French poet, Charles Bot-laire

Chatbots haven’t achieved their maximum potential yet and cannot be classified as artificial intelligence as Marvin Minsky, father of AI, claims them to be. They follow a simple decision tree designed by its developers. This is why chatbots are especially used to replace call centres, where employees recite a predefined script.

So how can these services be applied to the field of human resources?

Unfortunately, HR today spend a considerable amount of time performing repetitive tasks, for example answering questions such as “How many vacation days do I have left?” , “Where will my training session take place?” , “What is the latest internal mobility vacancy published?” , etc. HR’s only role here is to provide information that employees can’t find (which shouldn’t be the case in the first place).

These chatbots can come to the rescue and take mindless tasks off HR’s hands. But it’s not as simple as it seems!

Pierre Bourdieu and AI

Let’s consider the example of vacation days. The HR could simply reply: “You have 10 vacation days you can take before the end of the year”. But the employee who raises the question probably has some specific queries or is in a situation where they need to take more than 10 vacation days. If a chatbot were to reply to this, it would send a cold reply using its decision tree. Artificial intelligence isn’t fully developed to consider psychosocial, family, and human dimensions. This is because these dimensions haven’t been entered as different criteria in the software program that the bot uses.

But anyone in the HR department will be able to empathise with the employee and understand why they require these extra days and how they can help them.

When it comes to recruiting, bots have the advantage of linking different information to find the best candidate, who may go unnoticed by a human recruiter. In some ways, bots exceed Pierre Bourdieu’s habitus, the renowned structured and structuring structures. In other words, both the cause and the consequence. For example, if an HR rep has never come across a graphic designer who became a sales rep, then won’t even be able to imagine such a scenario! Bots will therefore be a big help when it comes to recruiting rare profiles. That’s what Shigehisa Tsuchiya calls the “knowledge creation model”. Human limits force us to think as we have always thought, while machines are able to create new knowledge through induction, meaning correlating pieces of information without using a predefined thought process.

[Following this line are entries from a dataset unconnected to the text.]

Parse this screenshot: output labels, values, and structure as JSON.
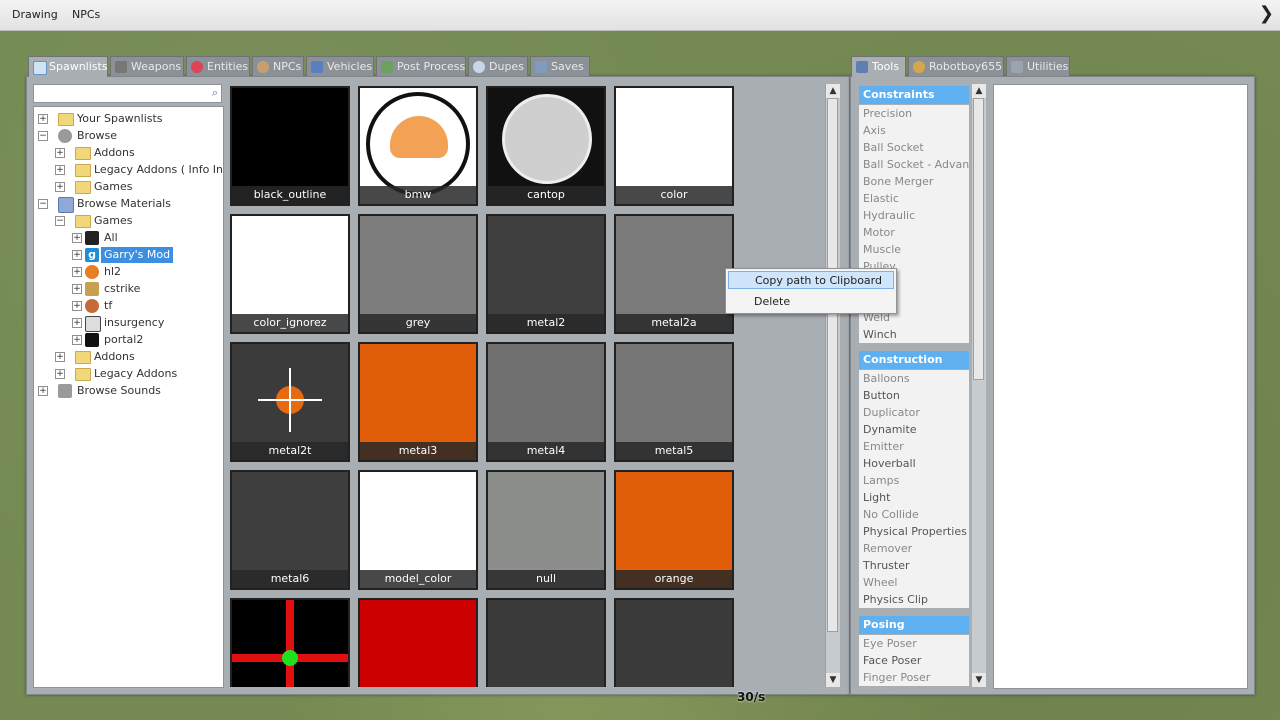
{
  "topbar": {
    "menu": [
      "Drawing",
      "NPCs"
    ]
  },
  "spawnmenu": {
    "tabs": [
      "Spawnlists",
      "Weapons",
      "Entities",
      "NPCs",
      "Vehicles",
      "Post Process",
      "Dupes",
      "Saves"
    ],
    "active_tab": "Spawnlists",
    "search": {
      "value": "",
      "placeholder": ""
    },
    "tree": [
      {
        "label": "Your Spawnlists",
        "expander": "+"
      },
      {
        "label": "Browse",
        "expander": "−"
      },
      {
        "label": "Addons",
        "expander": "+"
      },
      {
        "label": "Legacy Addons ( Info In...",
        "expander": "+"
      },
      {
        "label": "Games",
        "expander": "+"
      },
      {
        "label": "Browse Materials",
        "expander": "−"
      },
      {
        "label": "Games",
        "expander": "−"
      },
      {
        "label": "All",
        "expander": "+"
      },
      {
        "label": "Garry's Mod",
        "expander": "+",
        "selected": true
      },
      {
        "label": "hl2",
        "expander": "+"
      },
      {
        "label": "cstrike",
        "expander": "+"
      },
      {
        "label": "tf",
        "expander": "+"
      },
      {
        "label": "insurgency",
        "expander": "+"
      },
      {
        "label": "portal2",
        "expander": "+"
      },
      {
        "label": "Addons",
        "expander": "+"
      },
      {
        "label": "Legacy Addons",
        "expander": "+"
      },
      {
        "label": "Browse Sounds",
        "expander": "+"
      }
    ],
    "materials": [
      {
        "name": "black_outline",
        "color": "#000000"
      },
      {
        "name": "bmw",
        "color": "#ffffff"
      },
      {
        "name": "cantop",
        "color": "#111111"
      },
      {
        "name": "color",
        "color": "#ffffff"
      },
      {
        "name": "color_ignorez",
        "color": "#ffffff"
      },
      {
        "name": "grey",
        "color": "#7d7d7d"
      },
      {
        "name": "metal2",
        "color": "#3f3f3f"
      },
      {
        "name": "metal2a",
        "color": "#7a7a7a"
      },
      {
        "name": "metal2t",
        "color": "#3b3b3b"
      },
      {
        "name": "metal3",
        "color": "#e05d0a"
      },
      {
        "name": "metal4",
        "color": "#707070"
      },
      {
        "name": "metal5",
        "color": "#767676"
      },
      {
        "name": "metal6",
        "color": "#3e3e3e"
      },
      {
        "name": "model_color",
        "color": "#ffffff"
      },
      {
        "name": "null",
        "color": "#8b8e8a"
      },
      {
        "name": "orange",
        "color": "#e05d0a"
      },
      {
        "name": "",
        "color": "#000000"
      },
      {
        "name": "",
        "color": "#cc0000"
      },
      {
        "name": "",
        "color": "#3a3a3a"
      },
      {
        "name": "",
        "color": "#3a3a3a"
      }
    ],
    "context_menu": [
      "Copy path to Clipboard",
      "Delete"
    ]
  },
  "toolmenu": {
    "tabs": [
      "Tools",
      "Robotboy655",
      "Utilities"
    ],
    "active_tab": "Tools",
    "categories": [
      {
        "title": "Constraints",
        "items": [
          "Precision",
          "Axis",
          "Ball Socket",
          "Ball Socket - Advan...",
          "Bone Merger",
          "Elastic",
          "Hydraulic",
          "Motor",
          "Muscle",
          "Pulley",
          "Rope",
          "Slider",
          "Weld",
          "Winch"
        ]
      },
      {
        "title": "Construction",
        "items": [
          "Balloons",
          "Button",
          "Duplicator",
          "Dynamite",
          "Emitter",
          "Hoverball",
          "Lamps",
          "Light",
          "No Collide",
          "Physical Properties",
          "Remover",
          "Thruster",
          "Wheel",
          "Physics Clip"
        ]
      },
      {
        "title": "Posing",
        "items": [
          "Eye Poser",
          "Face Poser",
          "Finger Poser"
        ]
      }
    ]
  },
  "hud": {
    "fps": "30/s"
  }
}
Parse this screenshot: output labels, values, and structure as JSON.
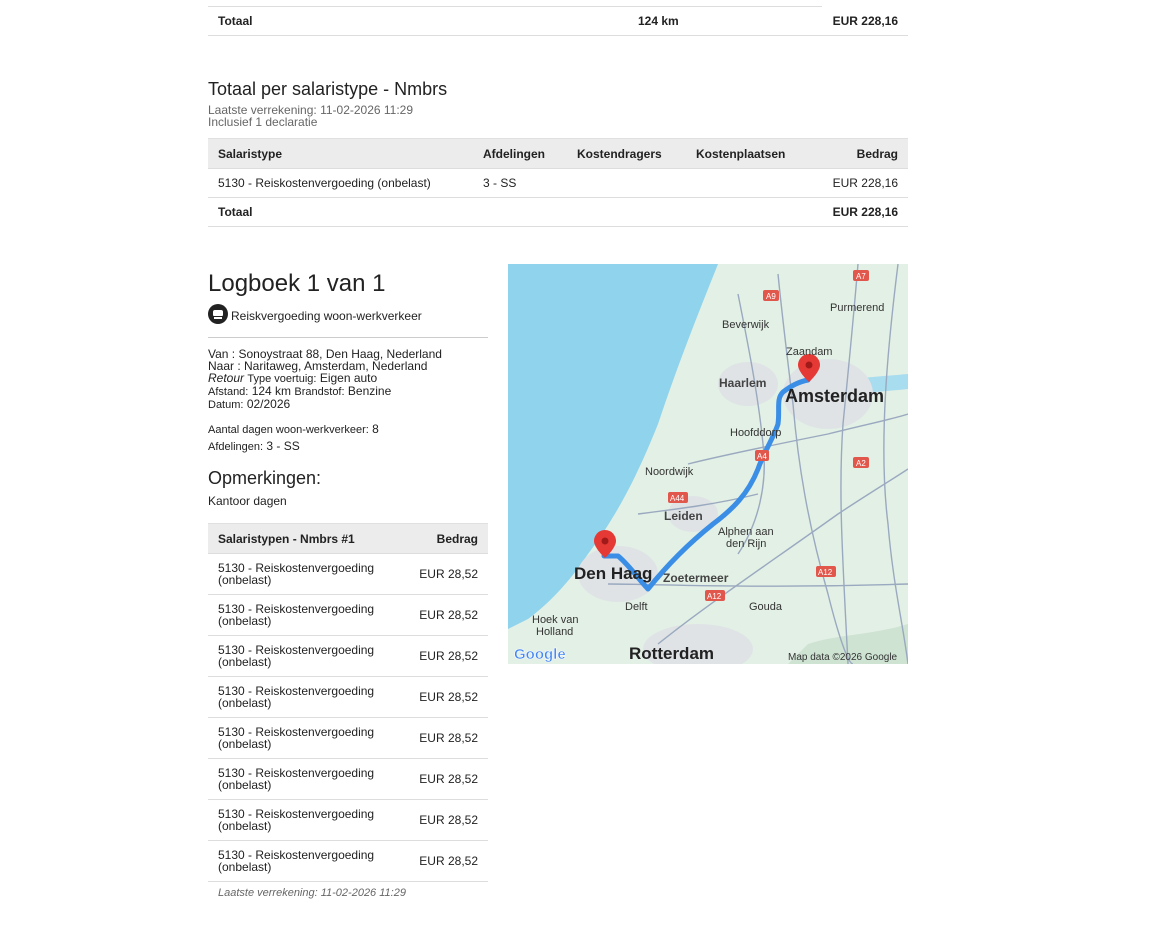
{
  "top_total": {
    "label": "Totaal",
    "distance": "124 km",
    "amount": "EUR 228,16"
  },
  "salary_section": {
    "title": "Totaal per salaristype - Nmbrs",
    "last_settlement": "Laatste verrekening: 11-02-2026 11:29",
    "inclusive": "Inclusief 1 declaratie",
    "headers": [
      "Salaristype",
      "Afdelingen",
      "Kostendragers",
      "Kostenplaatsen",
      "Bedrag"
    ],
    "rows": [
      {
        "type": "5130 - Reiskostenvergoeding (onbelast)",
        "dept": "3 - SS",
        "carriers": "",
        "places": "",
        "amount": "EUR 228,16"
      }
    ],
    "total_label": "Totaal",
    "total_amount": "EUR 228,16"
  },
  "logbook": {
    "title": "Logboek 1 van 1",
    "type_label": "Reiskvergoeding woon-werkverkeer",
    "icon": "car-icon",
    "van": "Van : Sonoystraat 88, Den Haag, Nederland",
    "naar": "Naar : Naritaweg, Amsterdam, Nederland",
    "retour": "Retour",
    "vehicle_label": "Type voertuig:",
    "vehicle": "Eigen auto",
    "distance_label": "Afstand:",
    "distance": "124 km",
    "fuel_label": "Brandstof:",
    "fuel": "Benzine",
    "date_label": "Datum:",
    "date": "02/2026",
    "days_label": "Aantal dagen woon-werkverkeer:",
    "days": "8",
    "dept_label": "Afdelingen:",
    "dept": "3 - SS",
    "remarks_title": "Opmerkingen:",
    "remarks": "Kantoor dagen",
    "table_headers": [
      "Salaristypen - Nmbrs #1",
      "Bedrag"
    ],
    "rows": [
      {
        "type": "5130 - Reiskostenvergoeding (onbelast)",
        "amount": "EUR 28,52"
      },
      {
        "type": "5130 - Reiskostenvergoeding (onbelast)",
        "amount": "EUR 28,52"
      },
      {
        "type": "5130 - Reiskostenvergoeding (onbelast)",
        "amount": "EUR 28,52"
      },
      {
        "type": "5130 - Reiskostenvergoeding (onbelast)",
        "amount": "EUR 28,52"
      },
      {
        "type": "5130 - Reiskostenvergoeding (onbelast)",
        "amount": "EUR 28,52"
      },
      {
        "type": "5130 - Reiskostenvergoeding (onbelast)",
        "amount": "EUR 28,52"
      },
      {
        "type": "5130 - Reiskostenvergoeding (onbelast)",
        "amount": "EUR 28,52"
      },
      {
        "type": "5130 - Reiskostenvergoeding (onbelast)",
        "amount": "EUR 28,52"
      }
    ],
    "footnote": "Laatste verrekening: 11-02-2026 11:29"
  },
  "map": {
    "cities": {
      "amsterdam": "Amsterdam",
      "den_haag": "Den Haag",
      "rotterdam": "Rotterdam",
      "haarlem": "Haarlem",
      "zaandam": "Zaandam",
      "purmerend": "Purmerend",
      "beverwijk": "Beverwijk",
      "hoofddorp": "Hoofddorp",
      "noordwijk": "Noordwijk",
      "leiden": "Leiden",
      "alphen": "Alphen aan",
      "alphen2": "den Rijn",
      "zoetermeer": "Zoetermeer",
      "delft": "Delft",
      "gouda": "Gouda",
      "hoek": "Hoek van",
      "hoek2": "Holland"
    },
    "roads": {
      "a7": "A7",
      "a9": "A9",
      "a4": "A4",
      "a44": "A44",
      "a2": "A2",
      "a12a": "A12",
      "a12b": "A12"
    },
    "logo": "Google",
    "attribution": "Map data ©2026 Google",
    "colors": {
      "sea": "#8fd3ec",
      "land": "#e3f0e6",
      "route": "#3b8ee5",
      "pin": "#e53935"
    }
  }
}
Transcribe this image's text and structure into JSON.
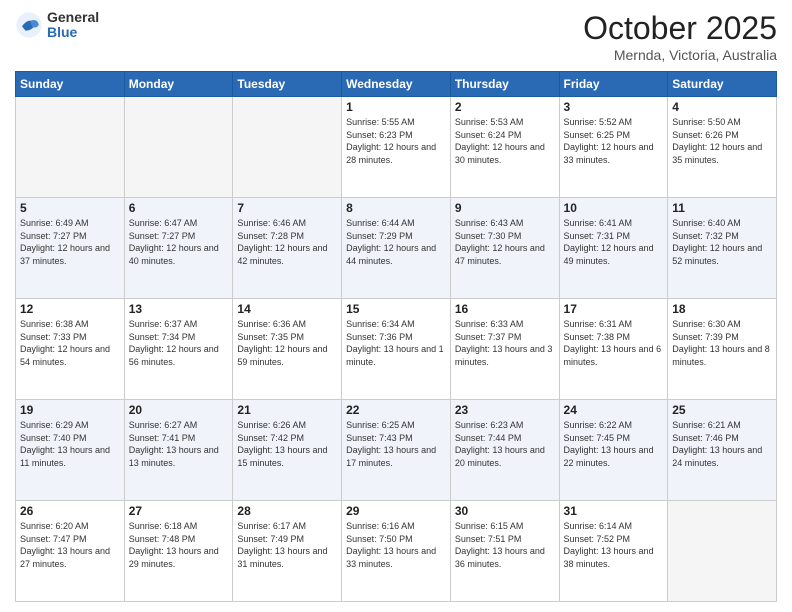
{
  "logo": {
    "general": "General",
    "blue": "Blue"
  },
  "header": {
    "month": "October 2025",
    "location": "Mernda, Victoria, Australia"
  },
  "weekdays": [
    "Sunday",
    "Monday",
    "Tuesday",
    "Wednesday",
    "Thursday",
    "Friday",
    "Saturday"
  ],
  "weeks": [
    [
      {
        "day": "",
        "empty": true
      },
      {
        "day": "",
        "empty": true
      },
      {
        "day": "",
        "empty": true
      },
      {
        "day": "1",
        "sunrise": "5:55 AM",
        "sunset": "6:23 PM",
        "daylight": "12 hours and 28 minutes."
      },
      {
        "day": "2",
        "sunrise": "5:53 AM",
        "sunset": "6:24 PM",
        "daylight": "12 hours and 30 minutes."
      },
      {
        "day": "3",
        "sunrise": "5:52 AM",
        "sunset": "6:25 PM",
        "daylight": "12 hours and 33 minutes."
      },
      {
        "day": "4",
        "sunrise": "5:50 AM",
        "sunset": "6:26 PM",
        "daylight": "12 hours and 35 minutes."
      }
    ],
    [
      {
        "day": "5",
        "sunrise": "6:49 AM",
        "sunset": "7:27 PM",
        "daylight": "12 hours and 37 minutes."
      },
      {
        "day": "6",
        "sunrise": "6:47 AM",
        "sunset": "7:27 PM",
        "daylight": "12 hours and 40 minutes."
      },
      {
        "day": "7",
        "sunrise": "6:46 AM",
        "sunset": "7:28 PM",
        "daylight": "12 hours and 42 minutes."
      },
      {
        "day": "8",
        "sunrise": "6:44 AM",
        "sunset": "7:29 PM",
        "daylight": "12 hours and 44 minutes."
      },
      {
        "day": "9",
        "sunrise": "6:43 AM",
        "sunset": "7:30 PM",
        "daylight": "12 hours and 47 minutes."
      },
      {
        "day": "10",
        "sunrise": "6:41 AM",
        "sunset": "7:31 PM",
        "daylight": "12 hours and 49 minutes."
      },
      {
        "day": "11",
        "sunrise": "6:40 AM",
        "sunset": "7:32 PM",
        "daylight": "12 hours and 52 minutes."
      }
    ],
    [
      {
        "day": "12",
        "sunrise": "6:38 AM",
        "sunset": "7:33 PM",
        "daylight": "12 hours and 54 minutes."
      },
      {
        "day": "13",
        "sunrise": "6:37 AM",
        "sunset": "7:34 PM",
        "daylight": "12 hours and 56 minutes."
      },
      {
        "day": "14",
        "sunrise": "6:36 AM",
        "sunset": "7:35 PM",
        "daylight": "12 hours and 59 minutes."
      },
      {
        "day": "15",
        "sunrise": "6:34 AM",
        "sunset": "7:36 PM",
        "daylight": "13 hours and 1 minute."
      },
      {
        "day": "16",
        "sunrise": "6:33 AM",
        "sunset": "7:37 PM",
        "daylight": "13 hours and 3 minutes."
      },
      {
        "day": "17",
        "sunrise": "6:31 AM",
        "sunset": "7:38 PM",
        "daylight": "13 hours and 6 minutes."
      },
      {
        "day": "18",
        "sunrise": "6:30 AM",
        "sunset": "7:39 PM",
        "daylight": "13 hours and 8 minutes."
      }
    ],
    [
      {
        "day": "19",
        "sunrise": "6:29 AM",
        "sunset": "7:40 PM",
        "daylight": "13 hours and 11 minutes."
      },
      {
        "day": "20",
        "sunrise": "6:27 AM",
        "sunset": "7:41 PM",
        "daylight": "13 hours and 13 minutes."
      },
      {
        "day": "21",
        "sunrise": "6:26 AM",
        "sunset": "7:42 PM",
        "daylight": "13 hours and 15 minutes."
      },
      {
        "day": "22",
        "sunrise": "6:25 AM",
        "sunset": "7:43 PM",
        "daylight": "13 hours and 17 minutes."
      },
      {
        "day": "23",
        "sunrise": "6:23 AM",
        "sunset": "7:44 PM",
        "daylight": "13 hours and 20 minutes."
      },
      {
        "day": "24",
        "sunrise": "6:22 AM",
        "sunset": "7:45 PM",
        "daylight": "13 hours and 22 minutes."
      },
      {
        "day": "25",
        "sunrise": "6:21 AM",
        "sunset": "7:46 PM",
        "daylight": "13 hours and 24 minutes."
      }
    ],
    [
      {
        "day": "26",
        "sunrise": "6:20 AM",
        "sunset": "7:47 PM",
        "daylight": "13 hours and 27 minutes."
      },
      {
        "day": "27",
        "sunrise": "6:18 AM",
        "sunset": "7:48 PM",
        "daylight": "13 hours and 29 minutes."
      },
      {
        "day": "28",
        "sunrise": "6:17 AM",
        "sunset": "7:49 PM",
        "daylight": "13 hours and 31 minutes."
      },
      {
        "day": "29",
        "sunrise": "6:16 AM",
        "sunset": "7:50 PM",
        "daylight": "13 hours and 33 minutes."
      },
      {
        "day": "30",
        "sunrise": "6:15 AM",
        "sunset": "7:51 PM",
        "daylight": "13 hours and 36 minutes."
      },
      {
        "day": "31",
        "sunrise": "6:14 AM",
        "sunset": "7:52 PM",
        "daylight": "13 hours and 38 minutes."
      },
      {
        "day": "",
        "empty": true
      }
    ]
  ]
}
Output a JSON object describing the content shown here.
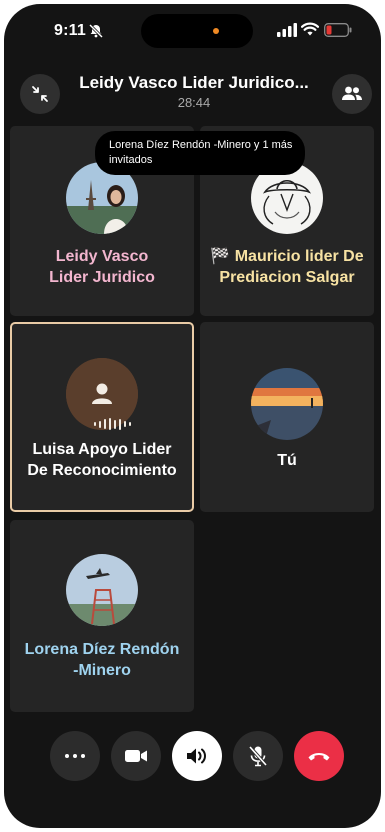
{
  "status_bar": {
    "time": "9:11",
    "icons": [
      "bell-slash-icon",
      "cellular-signal-icon",
      "wifi-icon",
      "battery-low-icon"
    ],
    "battery_color": "#e53935"
  },
  "header": {
    "title": "Leidy Vasco Lider Juridico...",
    "timer": "28:44",
    "left_icon": "minimize-arrows-icon",
    "right_icon": "participants-icon"
  },
  "tooltip": {
    "text": "Lorena Díez Rendón -Minero y 1 más invitados"
  },
  "participants": [
    {
      "line1": "Leidy Vasco",
      "line2": "Lider Juridico",
      "color": "#f3b6cf",
      "avatar": "photo-woman-eiffel"
    },
    {
      "line1": "🏁 Mauricio lider De",
      "line2": "Prediacion Salgar",
      "color": "#f7e2a3",
      "avatar": "photo-drawing-hat"
    },
    {
      "line1": "Luisa Apoyo Lider",
      "line2": "De Reconocimiento",
      "color": "#ffffff",
      "avatar": "default-person-icon",
      "speaking": true
    },
    {
      "line1": "Tú",
      "line2": "",
      "color": "#ffffff",
      "avatar": "photo-sunset-sea"
    },
    {
      "line1": "Lorena Díez Rendón",
      "line2": "-Minero",
      "color": "#9fd3ef",
      "avatar": "photo-plane-tower"
    }
  ],
  "controls": [
    {
      "name": "more",
      "icon": "more-dots-icon"
    },
    {
      "name": "video",
      "icon": "video-camera-icon"
    },
    {
      "name": "speaker",
      "icon": "speaker-icon"
    },
    {
      "name": "mute",
      "icon": "microphone-off-icon"
    },
    {
      "name": "end-call",
      "icon": "phone-hangup-icon",
      "color": "#eb2f46"
    }
  ]
}
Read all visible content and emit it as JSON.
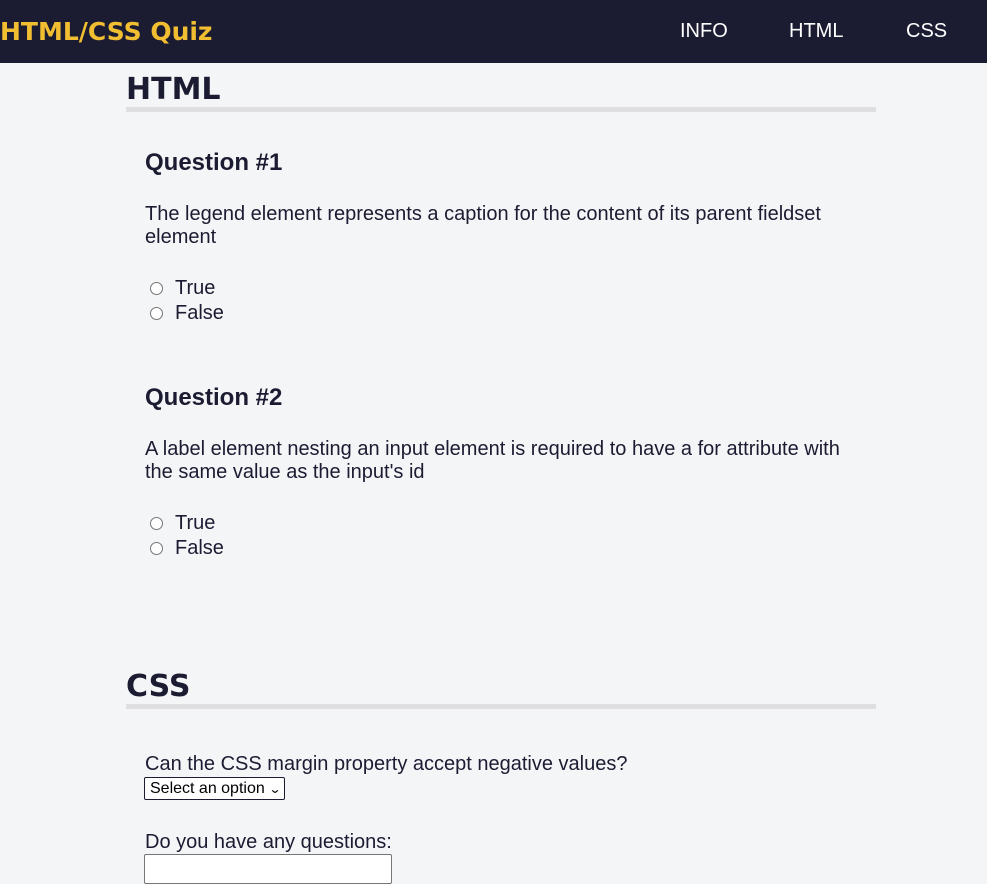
{
  "header": {
    "brand": "HTML/CSS Quiz",
    "nav": [
      {
        "label": "INFO"
      },
      {
        "label": "HTML"
      },
      {
        "label": "CSS"
      }
    ]
  },
  "sections": [
    {
      "title": "HTML",
      "questions": [
        {
          "heading": "Question #1",
          "text": "The legend element represents a caption for the content of its parent fieldset element",
          "options": [
            "True",
            "False"
          ]
        },
        {
          "heading": "Question #2",
          "text": "A label element nesting an input element is required to have a for attribute with the same value as the input's id",
          "options": [
            "True",
            "False"
          ]
        }
      ]
    },
    {
      "title": "CSS",
      "select_question": "Can the CSS margin property accept negative values?",
      "select_value": "Select an option",
      "questions_label": "Do you have any questions:",
      "questions_input_value": ""
    }
  ]
}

Once this rare profile is hired, the ball is back in the HR’s court: they can handle managing the fears and anxieties of new hires. They can even help new hires and their teams adapt to change.

Bots would be great if HR only took care of repetitive tasks! But we all know HR is more than that. HR is here to develop work experience, which includes considering and understanding human psychosocial and behavioural factors. What we do know for sure is that the HR of tomorrow will have humans and robots working side by side.